April 13, 2010

Newt Gingrich doubles down on calling the Obama administration "radical" and does a good deal of harping about them heaven forbid passing some bills that they want to get through, as though that should not be allowed by a party that won by huge majorities the last election. He then goes onto compare Henry Waxman to Hugo Chavez and in the next breath say that Democrats are using language they should not be and showing "hostility". Yeah Newt, there's nothing inflammatory about comparing a member of the House of Representatives to the right wing's favorite villain, Hugo Chavez.

He also plays concern troll for the bused in teabaggers that his buddies from these astroturf groups like Freedom Works and Americans for Prosperity brought in to disrupt town hall meetings. Oh my god... someone trying to have a meeting with their constituents dared to ask if the people there screaming at them were actually, you know, their constituents. And some of them got tired of receiving death threats and canceled their town hall meetings. It's all their fault for reacting to those threats, right Newt? Give me a break.

Gingrich wraps up the interview with this.

Gingrich: I think if you look at the language they use, if you look at the hostility they show to town hall meetings, I mean, the town hall meeting where a Democratic Congressman asked somebody to prove that they were a citizen in their district. Now this is from a party that normally doesn't care whether you're here legally or not. It's a party that normally doesn't care whether you're registered to vote or not. I mean, to suddenly, they were under such enormous pressure, they just quit holding town meetings. Now there's something... when elected officials can't go back home, you know, there's something wrong with the model of what they're doing and I, but I think what they decided was that they were going to pass, this was the highwater mark of modern left wing thought, that they're not going to have this many Senate seats, this many House seats again in the near future and they're going to drive everything they can through this year, take a beating this fall if that's what it involves and try to leave so much wreckage behind that they will have accomplished their goal of moving the country towards a European style Socialist welfare state.

Wow. Socialist huh? Really? And the Democrats are going to leave wreckage behind? That's one major bit of projection right there Newt. The Democratic Party has their problems as well, but someone please tell me one thing the Republican Party has done for the last thirty years that's done nothing but destroy the middle class in the United States.

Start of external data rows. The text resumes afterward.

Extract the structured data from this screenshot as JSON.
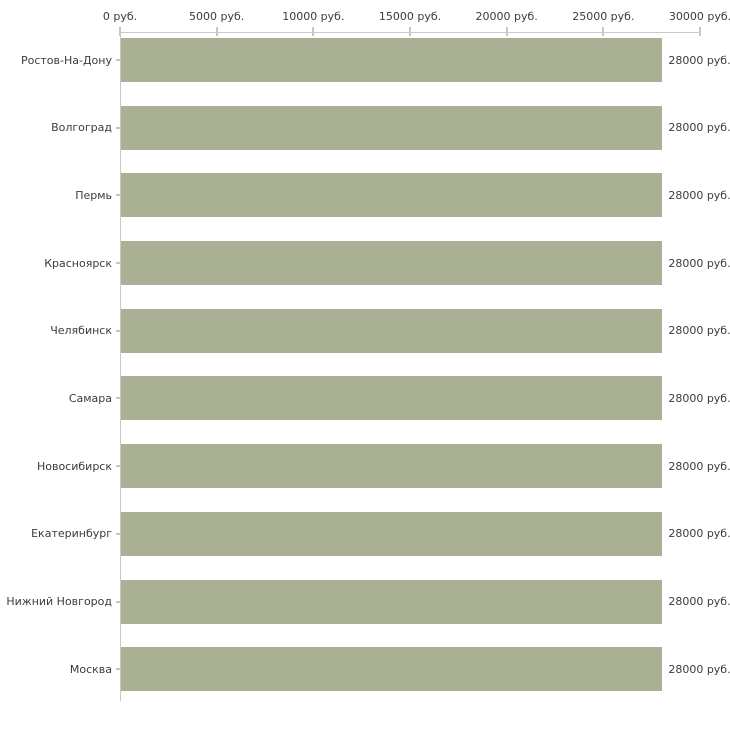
{
  "chart_data": {
    "type": "bar",
    "orientation": "horizontal",
    "title": "",
    "categories": [
      "Ростов-На-Дону",
      "Волгоград",
      "Пермь",
      "Красноярск",
      "Челябинск",
      "Самара",
      "Новосибирск",
      "Екатеринбург",
      "Нижний Новгород",
      "Москва"
    ],
    "values": [
      28000,
      28000,
      28000,
      28000,
      28000,
      28000,
      28000,
      28000,
      28000,
      28000
    ],
    "bar_labels": [
      "28000 руб.",
      "28000 руб.",
      "28000 руб.",
      "28000 руб.",
      "28000 руб.",
      "28000 руб.",
      "28000 руб.",
      "28000 руб.",
      "28000 руб.",
      "28000 руб."
    ],
    "x_axis": {
      "position": "top",
      "min": 0,
      "max": 30000,
      "tick_labels": [
        "0 руб.",
        "5000 руб.",
        "10000 руб.",
        "15000 руб.",
        "20000 руб.",
        "25000 руб.",
        "30000 руб."
      ]
    },
    "legend": "none",
    "grid": "off",
    "colors": {
      "bar": "#aab094",
      "axis_line": "#c9c9c9",
      "tick_mark": "#c7caa8",
      "text": "#3c3c3c",
      "background": "#ffffff"
    }
  }
}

As Robert Parry at AlterNet noted, Newt's strategy of destroying the Democratic Party goes way back, so this is nothing new. Same game, different era, but now he's got ClusterFox to help promote their agenda.

The Only Republican Plan Is to Destroy Democrats, Not Solve Problems:

Washington’s conventional wisdom for explaining the intensity of Republican obstructionism toward President Barack Obama breaks down one of two ways: either it’s a philosophical disagreement over the role of government or a desperate need to stay in line with a radicalized right-wing base.

But there is another way to view the GOP political strategy, as neither principled nor reactive to the rantings of Tea Partiers, Glenn Beck and Rush Limbaugh. It is that the Republicans are following a playbook that has evolved over more than four decades, to regain power by sabotaging Democratic presidents.

In this analysis, the Republicans believe they can reclaim the lucrative levers of national authority by making the country as ungovernable as possible while a Democrat is in the White House, essentially holding governance hostage until they are restored to power. Then, the Democrats are expected to behave as a docile opposition “for the good of the country” (and usually do).

The “destroy Obama” game plan tracks most closely with Newt Gingrich’s strategy for undermining Bill Clinton 16 years ago. But today’s strategy also traces back to Richard Nixon’s sabotage of President Lyndon B. Johnson’s Vietnam peace talks in 1968 and Ronald Reagan’s October Surprise gambit against President Jimmy Carter’s Iran hostage negotiations in 1980.

In all four cases – covering the last four Democratic presidencies – the Republicans did not behave as a loyal opposition but rather as a single-minded political enemy that viewed the White House as its birthright and Democratic control of the Executive Branch as illegitimate.